5.10 AM - Peter is once more asleep.

5.20 AM - Peter is no longer asleep, since Sergei has fallen out of his bunk, landing on Peter's legs before rolling onto the floor.

5.20 AM to 5.25 AM - Having with some difficulty managed to stand, Sergei makes concerted but unsuccessful efforts to reach his bunk. Eventually he gives up and lies on the floor once more.

5.35 AM to 5.40 AM - Sergei begins to mutter incomprehensibly to himself, prompting Felix to rouse himself angrily and demand that Sergei gets into his own bunk. Sergei seems incapable of understanding the request, and eventually Vasilii gets up to assist him in complying.

5.45 AM - Peter drifts off to sleep.

6 AM - Peter is woken by Sergei's watch, which instead of beeping to signal the new hour, plays "The Yellow Rose of Texas" for a whole twenty seconds.

6.05 AM to 7.20 AM - Peter dozes.

7.20 AM - The radio is turned on throughout the carriage, rendering further sleep impossible save for the alcohol-facilitated slumbers of Vasilii and Sergei.

7.20 AM to 8.25 AM - Peter lies in bed weighing up the pros and cons of extreme physical violence towards the railwaymen, then gets up, queues for and uses the bathroom and puts on his suit ready to go straight to the office.
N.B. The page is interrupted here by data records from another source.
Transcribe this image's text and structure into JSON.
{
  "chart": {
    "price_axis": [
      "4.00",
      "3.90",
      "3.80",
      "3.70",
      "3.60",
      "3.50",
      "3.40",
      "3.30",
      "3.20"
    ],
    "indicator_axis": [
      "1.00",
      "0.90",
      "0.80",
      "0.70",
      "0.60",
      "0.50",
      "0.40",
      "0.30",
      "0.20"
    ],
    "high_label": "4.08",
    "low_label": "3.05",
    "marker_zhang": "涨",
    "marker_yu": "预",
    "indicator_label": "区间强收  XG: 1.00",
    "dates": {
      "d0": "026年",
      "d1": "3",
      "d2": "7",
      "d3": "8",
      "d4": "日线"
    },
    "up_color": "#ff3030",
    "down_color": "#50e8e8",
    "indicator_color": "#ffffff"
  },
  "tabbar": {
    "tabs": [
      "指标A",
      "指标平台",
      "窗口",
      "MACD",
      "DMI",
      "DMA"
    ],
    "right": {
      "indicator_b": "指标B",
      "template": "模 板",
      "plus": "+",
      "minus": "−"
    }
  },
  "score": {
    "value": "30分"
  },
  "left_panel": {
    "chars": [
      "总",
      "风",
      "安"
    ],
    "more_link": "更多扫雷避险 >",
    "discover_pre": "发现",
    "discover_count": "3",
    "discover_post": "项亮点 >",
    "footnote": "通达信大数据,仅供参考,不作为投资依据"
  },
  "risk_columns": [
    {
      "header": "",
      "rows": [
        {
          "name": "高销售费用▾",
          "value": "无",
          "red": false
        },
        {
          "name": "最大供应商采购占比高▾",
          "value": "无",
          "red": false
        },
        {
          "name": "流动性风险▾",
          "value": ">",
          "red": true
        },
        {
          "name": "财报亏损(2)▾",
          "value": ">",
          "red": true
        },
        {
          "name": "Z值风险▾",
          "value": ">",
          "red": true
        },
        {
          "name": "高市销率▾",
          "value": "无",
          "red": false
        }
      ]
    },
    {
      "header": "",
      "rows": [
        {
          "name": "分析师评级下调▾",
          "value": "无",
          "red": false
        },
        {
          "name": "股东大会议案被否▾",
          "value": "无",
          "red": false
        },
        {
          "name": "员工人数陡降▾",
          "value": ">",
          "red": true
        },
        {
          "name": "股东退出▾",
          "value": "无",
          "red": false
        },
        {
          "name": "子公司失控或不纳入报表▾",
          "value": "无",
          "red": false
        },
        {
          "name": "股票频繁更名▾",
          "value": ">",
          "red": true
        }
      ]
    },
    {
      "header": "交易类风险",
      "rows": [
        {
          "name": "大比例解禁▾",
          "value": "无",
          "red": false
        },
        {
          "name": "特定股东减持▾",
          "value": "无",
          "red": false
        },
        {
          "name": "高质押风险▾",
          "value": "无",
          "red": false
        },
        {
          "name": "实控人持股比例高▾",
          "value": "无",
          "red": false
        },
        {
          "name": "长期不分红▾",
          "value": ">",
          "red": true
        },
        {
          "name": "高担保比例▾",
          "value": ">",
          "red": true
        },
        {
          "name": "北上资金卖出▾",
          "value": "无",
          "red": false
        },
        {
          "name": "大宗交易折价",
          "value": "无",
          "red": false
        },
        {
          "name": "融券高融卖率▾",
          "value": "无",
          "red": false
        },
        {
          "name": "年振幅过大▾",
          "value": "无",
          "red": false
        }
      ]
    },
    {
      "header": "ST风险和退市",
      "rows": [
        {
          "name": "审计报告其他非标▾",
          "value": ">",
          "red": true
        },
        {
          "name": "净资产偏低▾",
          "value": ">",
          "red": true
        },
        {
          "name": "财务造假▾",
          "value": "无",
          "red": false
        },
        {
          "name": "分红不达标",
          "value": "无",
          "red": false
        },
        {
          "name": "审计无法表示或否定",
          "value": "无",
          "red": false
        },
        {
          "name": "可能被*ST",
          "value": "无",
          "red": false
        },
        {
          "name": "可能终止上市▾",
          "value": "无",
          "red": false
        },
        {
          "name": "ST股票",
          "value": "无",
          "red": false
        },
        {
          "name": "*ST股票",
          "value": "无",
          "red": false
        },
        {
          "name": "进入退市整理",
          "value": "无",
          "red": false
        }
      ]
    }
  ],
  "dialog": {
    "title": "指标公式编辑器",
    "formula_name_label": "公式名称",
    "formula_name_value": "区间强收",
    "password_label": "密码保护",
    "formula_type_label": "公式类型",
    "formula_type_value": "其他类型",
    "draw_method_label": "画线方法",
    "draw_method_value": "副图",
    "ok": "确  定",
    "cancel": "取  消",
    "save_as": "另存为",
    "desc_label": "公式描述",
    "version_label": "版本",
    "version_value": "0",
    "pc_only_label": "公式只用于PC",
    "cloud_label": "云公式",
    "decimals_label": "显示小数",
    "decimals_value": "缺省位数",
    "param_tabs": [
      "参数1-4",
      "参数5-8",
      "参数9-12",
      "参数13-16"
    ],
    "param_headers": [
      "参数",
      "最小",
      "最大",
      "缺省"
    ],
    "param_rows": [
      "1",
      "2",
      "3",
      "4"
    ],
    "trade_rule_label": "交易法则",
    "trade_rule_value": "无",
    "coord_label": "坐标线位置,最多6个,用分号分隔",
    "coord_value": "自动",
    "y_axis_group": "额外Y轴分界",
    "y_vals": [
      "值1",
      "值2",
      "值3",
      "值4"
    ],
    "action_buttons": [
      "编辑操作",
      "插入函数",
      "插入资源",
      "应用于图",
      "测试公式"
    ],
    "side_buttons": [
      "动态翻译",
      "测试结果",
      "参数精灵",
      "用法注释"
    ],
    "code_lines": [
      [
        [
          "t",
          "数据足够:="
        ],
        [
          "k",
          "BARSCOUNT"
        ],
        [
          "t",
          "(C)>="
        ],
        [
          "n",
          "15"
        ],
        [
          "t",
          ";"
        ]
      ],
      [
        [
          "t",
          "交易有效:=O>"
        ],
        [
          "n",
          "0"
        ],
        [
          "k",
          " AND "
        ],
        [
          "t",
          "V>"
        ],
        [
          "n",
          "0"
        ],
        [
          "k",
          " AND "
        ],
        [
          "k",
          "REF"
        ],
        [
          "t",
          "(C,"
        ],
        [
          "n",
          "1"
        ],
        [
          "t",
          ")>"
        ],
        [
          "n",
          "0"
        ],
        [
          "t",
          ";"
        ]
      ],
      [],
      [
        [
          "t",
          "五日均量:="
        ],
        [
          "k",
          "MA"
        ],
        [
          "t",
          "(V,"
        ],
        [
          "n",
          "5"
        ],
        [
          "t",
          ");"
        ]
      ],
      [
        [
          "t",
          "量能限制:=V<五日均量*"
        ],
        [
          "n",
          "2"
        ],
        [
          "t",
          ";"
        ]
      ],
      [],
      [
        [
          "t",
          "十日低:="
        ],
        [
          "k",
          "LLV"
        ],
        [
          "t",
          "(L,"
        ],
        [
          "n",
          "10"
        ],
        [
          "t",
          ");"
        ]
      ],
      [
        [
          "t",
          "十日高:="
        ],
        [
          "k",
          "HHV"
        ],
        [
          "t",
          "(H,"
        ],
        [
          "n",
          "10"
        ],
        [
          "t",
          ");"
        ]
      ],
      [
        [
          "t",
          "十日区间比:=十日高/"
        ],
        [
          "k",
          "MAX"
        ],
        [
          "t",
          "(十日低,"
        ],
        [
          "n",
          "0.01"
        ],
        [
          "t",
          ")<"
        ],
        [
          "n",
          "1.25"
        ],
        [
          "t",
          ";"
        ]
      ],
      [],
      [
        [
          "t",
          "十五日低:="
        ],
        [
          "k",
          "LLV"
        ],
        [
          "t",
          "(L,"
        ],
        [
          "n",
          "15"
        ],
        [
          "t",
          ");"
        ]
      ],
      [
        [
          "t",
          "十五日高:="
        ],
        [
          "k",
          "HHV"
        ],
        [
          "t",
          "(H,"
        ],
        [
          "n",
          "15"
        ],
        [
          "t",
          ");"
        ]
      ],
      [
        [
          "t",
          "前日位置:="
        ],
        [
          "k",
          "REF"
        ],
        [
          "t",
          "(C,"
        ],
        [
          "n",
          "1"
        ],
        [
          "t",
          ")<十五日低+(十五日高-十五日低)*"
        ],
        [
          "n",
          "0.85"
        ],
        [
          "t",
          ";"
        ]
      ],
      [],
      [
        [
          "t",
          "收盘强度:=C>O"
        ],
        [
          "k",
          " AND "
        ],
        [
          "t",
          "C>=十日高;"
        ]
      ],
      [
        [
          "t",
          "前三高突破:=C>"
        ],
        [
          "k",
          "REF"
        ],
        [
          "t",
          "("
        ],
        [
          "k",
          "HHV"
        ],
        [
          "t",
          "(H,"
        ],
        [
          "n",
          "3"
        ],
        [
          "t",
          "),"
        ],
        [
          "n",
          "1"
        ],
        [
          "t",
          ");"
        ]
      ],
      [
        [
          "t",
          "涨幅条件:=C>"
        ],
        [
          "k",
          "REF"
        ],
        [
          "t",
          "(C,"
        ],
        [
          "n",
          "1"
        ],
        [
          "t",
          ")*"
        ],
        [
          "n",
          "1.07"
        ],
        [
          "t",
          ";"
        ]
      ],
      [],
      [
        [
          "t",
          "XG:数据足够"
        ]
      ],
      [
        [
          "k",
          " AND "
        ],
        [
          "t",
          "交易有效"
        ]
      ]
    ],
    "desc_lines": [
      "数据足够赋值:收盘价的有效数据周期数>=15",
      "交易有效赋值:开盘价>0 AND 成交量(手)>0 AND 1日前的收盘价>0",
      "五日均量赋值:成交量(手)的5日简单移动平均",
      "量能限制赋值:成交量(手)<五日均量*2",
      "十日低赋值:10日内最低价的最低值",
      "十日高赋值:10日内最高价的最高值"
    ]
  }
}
He then admits to Felix that he does have some grasp of Russian and the two of them enters into mutual commiserations. Felix is most anxious to issue an apology on behalf of the Russian nation.

8.25 AM - The train arrives, right on schedule.

8.25 AM to 9.00 AM - Peter takes the metro from the station to work. During the ten minute walk from the nearest metro station to the office, Peter gets a drenching, because it is physically impossible for him to carry his umbrella at the same time as his bag and his lap-top computer. It is a totally fitting end to the journey - fully in keeping with the previous nine-and-a-half hours.